Results: T1 values in the brain corresponded well with full repetition time imaging as well as inversion recovery spin echo imaging. T1 values for white matter, gray matter, and CSF were measured to be 755 +/- 10 ms, 1202 +/- 9 ms, and 4482 +/- 71 ms, respectively. Scan times were reduced by approximately half over full repetition time measurements.

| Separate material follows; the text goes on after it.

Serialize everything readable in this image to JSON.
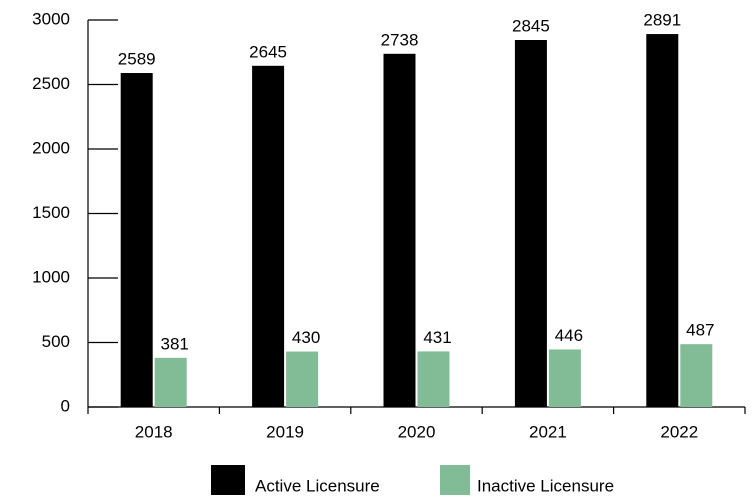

Conclusion: High resolution T1 maps can be obtained rapidly and with a relatively simple postprocessing method. The technique is particularly well suited for long T1 species. For example, changes in the composition of proteins in CSF are linked to various pathologies. The T1 values showed excellent agreement with values obtained from inversion recovery spin-echo imaging.

Figure 1

Acquisition scheme for 3D IR-bSSFP based scheme. For each k_z encoding, data are acquired as shown above. All k_y lines for that slice encoding are acquired as a single-shot which is repeated 3 times to give 3 encoded images at the same k_z location. The dead time after the third LL acquisition is varied as described in the text.

Figure 2

(a): Variation scheme for the repetition time based on a Blackman-Harris window (top left); 2(b): Slab profile resulting from the three repetition time schemes (assuming 64 slices; top right): (1) Constant TR=18 sec (full recovery) (2) constant TR=5s (partial recovery), (3) Blackman-Harris window with TR varying from 3s to 18s; 2(c): Pixel value along z direction from typical high spatial frequency data after modulation (bottom left) with (1) constant TR=18sec (full recovery) (2) constant TR=18sec but with three b-SSFP LL acquisitions (3) same as (2) but with constant TR=9sec resulting in similar scan time as (4) and (4) Blackman-Harris window with TR varying from 3 sec to 18 sec. Note that a certain number of slices towards each edge would be typically discarded in a 3D scan; 2(d): Pixel value along z direction from typical smoothly varying values after modulation (bottom right) with the same four cases (1–4) as Figure 2(c). Note that a certain number of slices towards each edge would be typically discarded in a 3D scan.

Figure 3

(a): Simulation results showing the effect of b-SSFP sampling with different excitation angles on the inversion recovery curve for white matter (left); (b) for gray matter (center) and (c) for CSF (right).

Figure 4

T1 maps obtained with (a) IR spin-echo (b) 3 LL phase two parameter MORTLL with resolution ~0.9×0.9×1mm (c) 3 LL phase two parameter MORTLL with resolution ~0.5×0.5×1mm (d) 8 phase three parameter CORTLL (α=10°).

Figure 5

(a) Three images obtained at TI=[280, 1016, 1751]msec (W/L : 550/−25) (b) T1 map and (c) corresponding M₀(x,y) map derived from the three images using the two parameter model. M₀(x,y) map clearly shows B1 inhomogeneity while the T1 map is free of it.

Figure 6

T1 maps in mid-brain obtained with (a) 3 phase two parameter MORTLL with resolution ~0.9×0.9×1mm (b) 3 phase two parameter MORTLL with resolution ~ 0.5×0.5×1mm (c) low resolution (1.8×1.8×1mm) 8 LL phase 3 parameter model CORTLL and (d) low resolution (2.9×2.9×2mm) IR-SE. (Window/level: 4000/2000msec).

Figure 7

Reformatted T1 maps: (a) sagittal and (b) coronal views for the 25 slice slab.

Figure 8

Bar graph shows T1 values measured in WM, GM and CSF for the six volunteers using three different scanning schemes: (a) Medium res. 3 phase MORTLL (b) High res. MORTLL (c) 8 phase CORTLL with correction. (Flip angle is 10°.)

Figure 9

T1 values for WM, GM, CSF measured for four different techniques: (a) IR-SE (b) Med-res. 3 phase MORTLL (c) Low res. 8 phase CORTLL (α=10°) (d) Low res. 8 phase CORTLL (α=25°). Note that CSF measurements with IR-SE were not done as the scan time would be prohibitively long.

Figure 10

T1 map obtained using SENSE factor 2 along the z direction with 3 phase MORTLL. This results in a scan time reduction.